Le classement est une possibilité indique Bernard Bertossa, procureur général de Genève. «J’attends encore une communication plus précise des autorités russes sur Mabetex pour faire le point avec le juge Daniel Devaud, en charge du dossier, au début de l’année prochaine», explique le magistrat.

Pour les enquêteurs genevois, les coups ont été rudes ces derniers jours. Mercredi, le Parquet russe a annoncé la fermeture du dossier Mabetex. L’affaire, qui mettait notamment en cause l’ancien président Boris Eltsine et Pavel Borodine l’ex-intendant du Kremlin, a été close «pour absence de délit».

Un verdict qui n’a pas vraiment surpris les spécialistes dans la mesure où, depuis plusieurs mois, il devenait évident que l’administration du nouveau président Vladimir Poutine désirait enterrer cet embarrassant dossier.

En revanche, jeudi, la décision de la Chambre d’accusation de Genève de débloquer les comptes de Mercata a probablement laissé pantois le juge Devaud. Dans une ordonnance de 18 pages, que swissinfo s’est procurée, la Chambre estime «que le dossier pénal, en son état actuel, ne comporte que des soupçons, mais point d’indices suffisants de la commission des infractions visées».

En clair, après une année et demie d’investigations, le juge n’a pas réussi à établir que des opérations délictueuses ont été réalisées en Russie. «L’enquête a essentiellement porté sur l’établissement de flux financiers, (…) mais n’a pas permis de déterminer que des actes de blanchiment ont été commis».

La Chambre «ordonne la levée immédiate» des séquestres frappant les comptes bancaires de la société Mercata et ceux de son patron, Viktor Stolpovskikh. En réalité, seulement une partie des 60 millions de dollars concernés sera débloquée car un second ordre de gel du juge Devaud, portant sur un autre volet du dossier est encore en attente d’un jugement de cette même juridiction.

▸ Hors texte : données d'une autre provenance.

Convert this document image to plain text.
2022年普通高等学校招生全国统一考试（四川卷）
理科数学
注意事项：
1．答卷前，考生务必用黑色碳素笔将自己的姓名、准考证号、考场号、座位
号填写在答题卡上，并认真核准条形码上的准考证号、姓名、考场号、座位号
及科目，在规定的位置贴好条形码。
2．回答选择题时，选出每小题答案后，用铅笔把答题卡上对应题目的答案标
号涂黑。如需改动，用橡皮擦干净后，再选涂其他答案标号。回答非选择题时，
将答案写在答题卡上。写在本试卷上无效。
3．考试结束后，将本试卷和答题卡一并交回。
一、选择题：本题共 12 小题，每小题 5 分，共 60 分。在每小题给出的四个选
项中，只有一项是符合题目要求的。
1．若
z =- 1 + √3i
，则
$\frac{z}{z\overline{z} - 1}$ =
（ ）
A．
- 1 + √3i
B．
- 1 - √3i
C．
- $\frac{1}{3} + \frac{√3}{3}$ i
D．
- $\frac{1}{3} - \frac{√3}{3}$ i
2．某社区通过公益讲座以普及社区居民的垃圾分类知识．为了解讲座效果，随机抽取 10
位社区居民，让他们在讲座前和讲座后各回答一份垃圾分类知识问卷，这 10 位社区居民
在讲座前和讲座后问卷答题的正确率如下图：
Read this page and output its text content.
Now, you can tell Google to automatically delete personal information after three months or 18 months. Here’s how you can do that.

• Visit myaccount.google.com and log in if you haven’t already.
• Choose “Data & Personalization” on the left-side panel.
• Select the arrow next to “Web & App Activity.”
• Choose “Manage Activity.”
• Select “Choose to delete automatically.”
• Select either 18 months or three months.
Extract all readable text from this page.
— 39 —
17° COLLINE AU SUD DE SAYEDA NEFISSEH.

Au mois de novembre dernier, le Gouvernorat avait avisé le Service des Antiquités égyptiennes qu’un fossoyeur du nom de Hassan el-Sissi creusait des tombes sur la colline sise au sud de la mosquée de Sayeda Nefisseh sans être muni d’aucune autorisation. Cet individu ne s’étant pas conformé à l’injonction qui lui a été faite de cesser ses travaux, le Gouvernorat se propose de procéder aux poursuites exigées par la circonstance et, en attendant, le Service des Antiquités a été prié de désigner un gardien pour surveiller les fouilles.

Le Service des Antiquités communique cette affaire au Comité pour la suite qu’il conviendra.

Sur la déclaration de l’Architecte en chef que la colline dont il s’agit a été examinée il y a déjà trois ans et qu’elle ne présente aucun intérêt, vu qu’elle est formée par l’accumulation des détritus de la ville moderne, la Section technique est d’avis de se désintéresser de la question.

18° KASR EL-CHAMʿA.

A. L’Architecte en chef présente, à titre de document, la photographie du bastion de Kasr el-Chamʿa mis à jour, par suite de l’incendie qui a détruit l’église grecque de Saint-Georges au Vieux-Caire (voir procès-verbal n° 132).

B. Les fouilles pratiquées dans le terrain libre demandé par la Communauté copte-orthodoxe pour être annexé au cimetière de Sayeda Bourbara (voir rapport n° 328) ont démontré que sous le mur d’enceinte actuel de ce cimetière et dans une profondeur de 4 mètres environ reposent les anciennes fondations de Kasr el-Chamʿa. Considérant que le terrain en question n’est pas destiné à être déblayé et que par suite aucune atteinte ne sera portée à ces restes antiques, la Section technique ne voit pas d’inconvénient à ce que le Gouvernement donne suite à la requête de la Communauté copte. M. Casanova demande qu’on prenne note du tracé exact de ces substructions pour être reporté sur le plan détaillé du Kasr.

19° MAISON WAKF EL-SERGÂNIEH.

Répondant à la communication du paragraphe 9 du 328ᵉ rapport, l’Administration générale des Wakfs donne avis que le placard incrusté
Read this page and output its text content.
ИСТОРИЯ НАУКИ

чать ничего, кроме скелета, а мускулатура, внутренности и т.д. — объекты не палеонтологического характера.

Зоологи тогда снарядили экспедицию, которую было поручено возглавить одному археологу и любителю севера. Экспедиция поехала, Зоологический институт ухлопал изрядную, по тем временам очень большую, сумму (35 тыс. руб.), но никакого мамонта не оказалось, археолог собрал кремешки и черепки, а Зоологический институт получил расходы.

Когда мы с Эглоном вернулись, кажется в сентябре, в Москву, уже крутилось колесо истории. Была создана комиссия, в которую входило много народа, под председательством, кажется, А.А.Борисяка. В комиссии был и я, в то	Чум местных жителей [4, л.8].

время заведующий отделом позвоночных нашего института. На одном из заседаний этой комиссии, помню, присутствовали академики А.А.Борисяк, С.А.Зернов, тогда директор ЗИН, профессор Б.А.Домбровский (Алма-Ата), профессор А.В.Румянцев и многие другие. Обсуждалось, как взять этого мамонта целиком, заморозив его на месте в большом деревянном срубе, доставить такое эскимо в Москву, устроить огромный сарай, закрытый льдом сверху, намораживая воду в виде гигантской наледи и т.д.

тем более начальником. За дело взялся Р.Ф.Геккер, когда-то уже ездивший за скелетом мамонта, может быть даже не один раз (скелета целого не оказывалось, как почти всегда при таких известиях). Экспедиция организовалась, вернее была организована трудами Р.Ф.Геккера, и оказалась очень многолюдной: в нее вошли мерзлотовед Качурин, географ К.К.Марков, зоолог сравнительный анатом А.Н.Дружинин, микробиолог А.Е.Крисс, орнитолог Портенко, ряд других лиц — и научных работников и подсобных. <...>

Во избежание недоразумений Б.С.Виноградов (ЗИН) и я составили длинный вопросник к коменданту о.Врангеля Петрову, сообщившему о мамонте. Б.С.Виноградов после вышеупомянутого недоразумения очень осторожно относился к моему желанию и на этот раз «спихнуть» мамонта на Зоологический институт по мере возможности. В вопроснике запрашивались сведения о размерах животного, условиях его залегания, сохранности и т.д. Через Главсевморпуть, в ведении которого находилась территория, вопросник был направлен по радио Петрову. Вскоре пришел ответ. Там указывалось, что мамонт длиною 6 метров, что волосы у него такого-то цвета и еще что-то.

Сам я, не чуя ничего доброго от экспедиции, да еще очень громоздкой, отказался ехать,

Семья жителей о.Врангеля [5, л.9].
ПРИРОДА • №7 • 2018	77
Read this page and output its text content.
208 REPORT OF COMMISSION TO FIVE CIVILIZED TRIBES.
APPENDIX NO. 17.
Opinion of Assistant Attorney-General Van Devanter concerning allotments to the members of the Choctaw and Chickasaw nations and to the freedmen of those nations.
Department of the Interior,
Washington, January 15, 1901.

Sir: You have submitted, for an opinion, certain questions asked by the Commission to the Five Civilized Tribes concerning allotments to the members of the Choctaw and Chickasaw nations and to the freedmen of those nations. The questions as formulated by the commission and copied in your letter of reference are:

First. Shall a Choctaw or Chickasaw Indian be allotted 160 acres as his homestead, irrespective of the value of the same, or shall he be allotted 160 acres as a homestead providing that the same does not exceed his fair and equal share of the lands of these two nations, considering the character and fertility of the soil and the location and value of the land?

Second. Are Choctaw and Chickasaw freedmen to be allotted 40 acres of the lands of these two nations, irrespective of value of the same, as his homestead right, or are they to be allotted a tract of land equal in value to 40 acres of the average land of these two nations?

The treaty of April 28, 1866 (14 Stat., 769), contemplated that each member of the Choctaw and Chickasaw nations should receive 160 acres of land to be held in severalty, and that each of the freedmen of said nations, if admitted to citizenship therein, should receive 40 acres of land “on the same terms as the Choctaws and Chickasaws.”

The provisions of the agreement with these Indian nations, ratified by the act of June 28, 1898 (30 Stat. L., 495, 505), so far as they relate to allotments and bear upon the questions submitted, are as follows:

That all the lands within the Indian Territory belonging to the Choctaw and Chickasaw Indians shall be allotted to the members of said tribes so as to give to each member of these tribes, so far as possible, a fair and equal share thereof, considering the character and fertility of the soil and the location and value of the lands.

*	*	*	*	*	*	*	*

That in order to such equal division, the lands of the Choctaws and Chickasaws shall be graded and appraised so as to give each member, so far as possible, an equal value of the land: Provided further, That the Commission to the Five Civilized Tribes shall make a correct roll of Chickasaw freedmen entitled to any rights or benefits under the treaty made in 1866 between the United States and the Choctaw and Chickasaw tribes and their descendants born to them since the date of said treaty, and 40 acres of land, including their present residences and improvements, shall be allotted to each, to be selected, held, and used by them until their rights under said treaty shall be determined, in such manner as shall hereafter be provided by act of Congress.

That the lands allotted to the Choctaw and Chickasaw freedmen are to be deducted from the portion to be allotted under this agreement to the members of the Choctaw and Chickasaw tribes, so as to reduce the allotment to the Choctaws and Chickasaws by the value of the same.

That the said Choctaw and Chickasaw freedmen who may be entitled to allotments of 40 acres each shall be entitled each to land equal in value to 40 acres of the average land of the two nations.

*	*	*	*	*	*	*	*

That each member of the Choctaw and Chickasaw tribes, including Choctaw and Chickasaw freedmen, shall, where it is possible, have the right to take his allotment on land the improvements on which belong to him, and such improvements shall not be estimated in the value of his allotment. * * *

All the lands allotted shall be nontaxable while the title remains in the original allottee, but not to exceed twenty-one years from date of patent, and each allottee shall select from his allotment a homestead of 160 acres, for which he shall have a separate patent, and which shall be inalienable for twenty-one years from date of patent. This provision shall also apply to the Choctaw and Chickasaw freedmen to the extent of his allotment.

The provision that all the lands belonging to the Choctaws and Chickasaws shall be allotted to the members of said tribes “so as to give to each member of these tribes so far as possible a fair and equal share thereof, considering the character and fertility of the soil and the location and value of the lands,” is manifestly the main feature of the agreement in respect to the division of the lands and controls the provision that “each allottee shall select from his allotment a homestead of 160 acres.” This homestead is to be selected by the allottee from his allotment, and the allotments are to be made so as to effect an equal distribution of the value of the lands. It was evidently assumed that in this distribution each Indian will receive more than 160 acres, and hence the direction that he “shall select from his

«Cela démontre que le juge Daniel Devaud a fait chou blanc dans ses enquêtes, c’est le triomphe du droit», estime Lucio Amoruso, avocat de Mercata. Une vision que ne partage pas Bernard Bertossa.

Dans une interview publiée dans le quotidien russe Segodnia, le procureur critique la décision de la justice moscovite de clore l’affaire Mabetex. Il estime «que la justice russe agit en fonction de partis pris politiques et qu’il y a deux poids deux mesures selon que l’on est ami ou opposant au régime».

Pavel Borodine «a d’excellentes relations avec le pouvoir en place et il a été lavé des soupçons qui pesaient sur lui, bien que les numéros des comptes bancaires et les renseignements sur les sommes qu’il a perçues aient été transmis à Moscou par la justice suisse», explique le procureur genevois.